Es freut mich für alle, die dabei sind. Die Jungs haben sich das verdient. Und selbstverständlich ist es auch mein Ziel, wieder zur A-Nationalmannschaft eingeladen zu werden. Ich behaupte mal, dass sich meine Situation seit Olympia und mit den Spielen hier beim BVB bestimmt nicht verschlechtert hat. Ich weiß, dass ich da im Blickfeld bin. Der Rest wird sich zeigen.

Wieviel vom bestmöglichen Matthias Ginter haben wir schon gesehen?

Es geht auf jeden Fall noch viel, viel mehr! Wenn ich vorher gewusst hätte, dass mir beispielsweise dieses Mentaltraining so viel bringt, hätte ich damit schon eher angefangen. Es hat wirklich „Klick“ gemacht im Kopf, obwohl wir zunächst erst einmal an kleinen Stellschrauben und mit kleinen Kniffen gearbeitet haben. Das ist ein Bereich, da steckt noch viel Potenzial drin. Ich will nicht zu viel versprechen, aber ich denke, dass ich mir aktuell nach oben keine Grenzen setzen muss.

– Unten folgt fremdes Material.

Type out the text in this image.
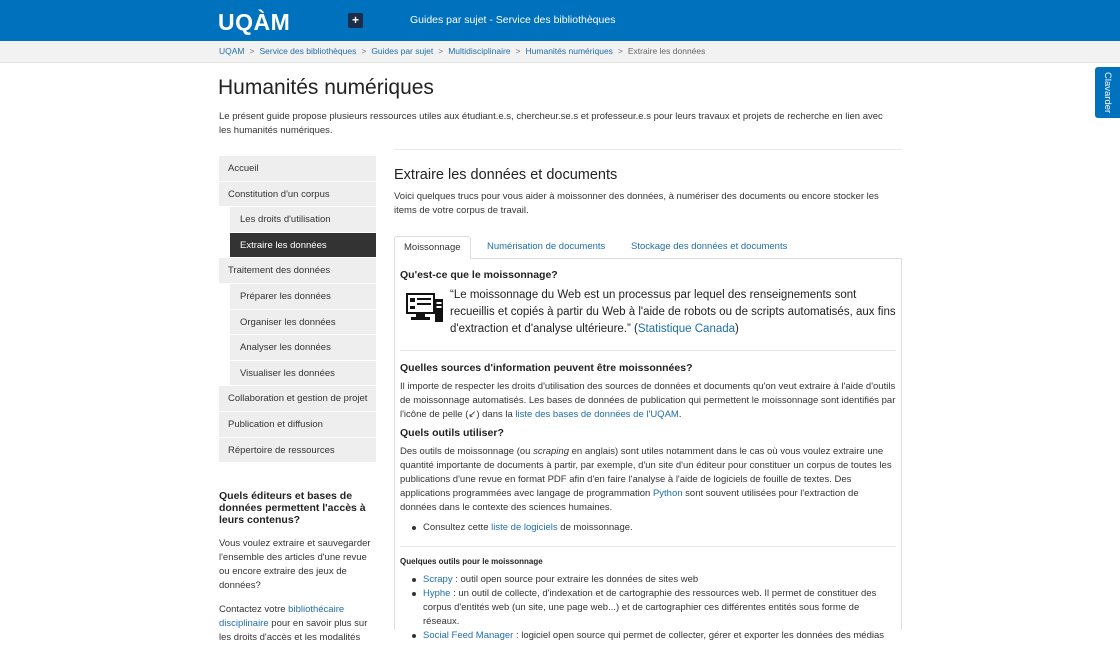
UQÀM	+	Guides par sujet - Service des bibliothèques
UQAM > Service des bibliothèques > Guides par sujet > Multidisciplinaire > Humanités numériques > Extraire les données
Clavarder
Humanités numériques

Le présent guide propose plusieurs ressources utiles aux étudiant.e.s, chercheur.se.s et professeur.e.s pour leurs travaux et projets de recherche en lien avec les humanités numériques.

Accueil
Constitution d'un corpus
Les droits d'utilisation
Extraire les données
Traitement des données
Préparer les données
Organiser les données
Analyser les données
Visualiser les données
Collaboration et gestion de projet
Publication et diffusion
Répertoire de ressources
Quels éditeurs et bases de données permettent l'accès à leurs contenus?

Vous voulez extraire et sauvegarder l'ensemble des articles d'une revue ou encore extraire des jeux de données?

Contactez votre bibliothécaire disciplinaire pour en savoir plus sur les droits d'accès et les modalités

Extraire les données et documents

Voici quelques trucs pour vous aider à moissonner des données, à numériser des documents ou encore stocker les items de votre corpus de travail.

Moissonnage	Numérisation de documents	Stockage des données et documents
Qu'est-ce que le moissonnage?

“Le moissonnage du Web est un processus par lequel des renseignements sont recueillis et copiés à partir du Web à l'aide de robots ou de scripts automatisés, aux fins d'extraction et d'analyse ultérieure.” (Statistique Canada)

Quelles sources d'information peuvent être moissonnées?

Il importe de respecter les droits d'utilisation des sources de données et documents qu'on veut extraire à l'aide d'outils de moissonnage automatisés. Les bases de données de publication qui permettent le moissonnage sont identifiés par l'icône de pelle (↙) dans la liste des bases de données de l'UQAM.

Quels outils utiliser?

Des outils de moissonnage (ou scraping en anglais) sont utiles notamment dans le cas où vous voulez extraire une quantité importante de documents à partir, par exemple, d'un site d'un éditeur pour constituer un corpus de toutes les publications d'une revue en format PDF afin d'en faire l'analyse à l'aide de logiciels de fouille de textes. Des applications programmées avec langage de programmation Python sont souvent utilisées pour l'extraction de données dans le contexte des sciences humaines.

Consultez cette liste de logiciels de moissonnage.
Quelques outils pour le moissonnage
Scrapy : outil open source pour extraire les données de sites web
Hyphe : un outil de collecte, d'indexation et de cartographie des ressources web. Il permet de constituer des corpus d'entités web (un site, une page web...) et de cartographier ces différentes entités sous forme de réseaux.
Social Feed Manager : logiciel open source qui permet de collecter, gérer et exporter les données des médias
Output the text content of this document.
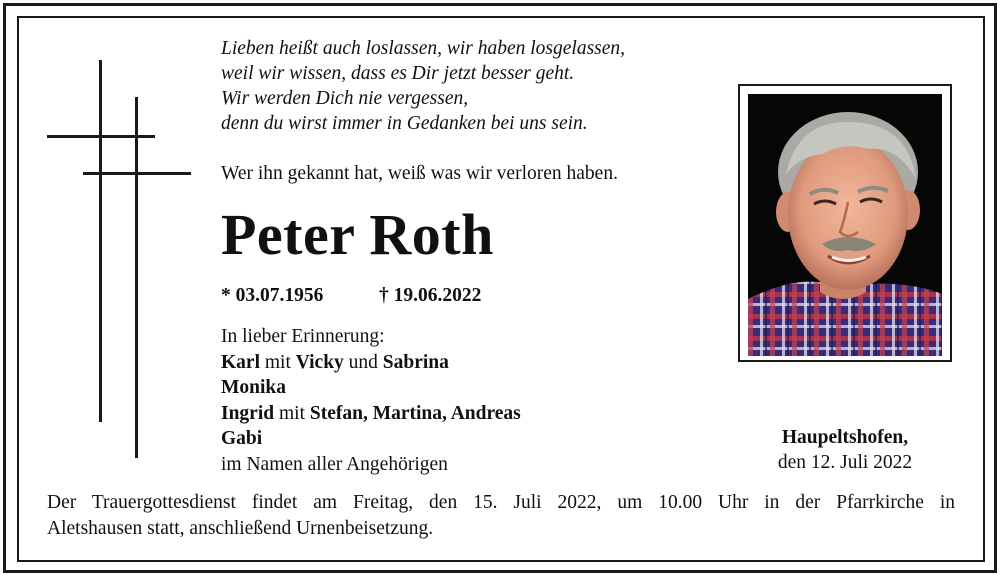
Lieben heißt auch loslassen, wir haben losgelassen,
weil wir wissen, dass es Dir jetzt besser geht.
Wir werden Dich nie vergessen,
denn du wirst immer in Gedanken bei uns sein.
Wer ihn gekannt hat, weiß was wir verloren haben.
Peter Roth
* 03.07.1956	† 19.06.2022
In lieber Erinnerung:
Karl mit Vicky und Sabrina
Monika
Ingrid mit Stefan, Martina, Andreas
Gabi
im Namen aller Angehörigen
Haupeltshofen,
den 12. Juli 2022
Der Trauergottesdienst findet am Freitag, den 15. Juli 2022, um 10.00 Uhr in der Pfarrkirche in
Aletshausen statt, anschließend Urnenbeisetzung.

Matthias Ginter (geb. 19. Januar 1994 in Freiburg) wechselte mit elf Jahren von seinem Heimatverein SC March zum SC Freiburg. Dort debütierte er mit 18 Jahren und 2 Tagen und stand in zweieinhalb Jahren 70 Mal auf dem Platz. Seit Sommer 2014 spielt Ginter für den BVB. Zu seinen größten Erfolgen zählen die Silbermedaille bei den Olympischen Spielen 2016 in Rio de Janeiro und der WM-Titel 2014 mit der DFB-Auswahl, wo er allerdings ohne Einsatz blieb. Ginter kommt auf bislang neun Länderspiele unter Bundestrainer Joachim Löw. Die deutsche U21-Auswahl führte er als Kapitän ins finale des olympischen Turniers. 16 Länderspiele hat Matthias Ginter für die U21 gemacht. Als flexibler Fußballer kann Ginter innen und rechts verteidigen oder im zentralen Mittelfeld spielen. Zweimal erhielt er die Fritz-Walter-Medaille als bester Nachwuchsspieler seines Jahrgangs.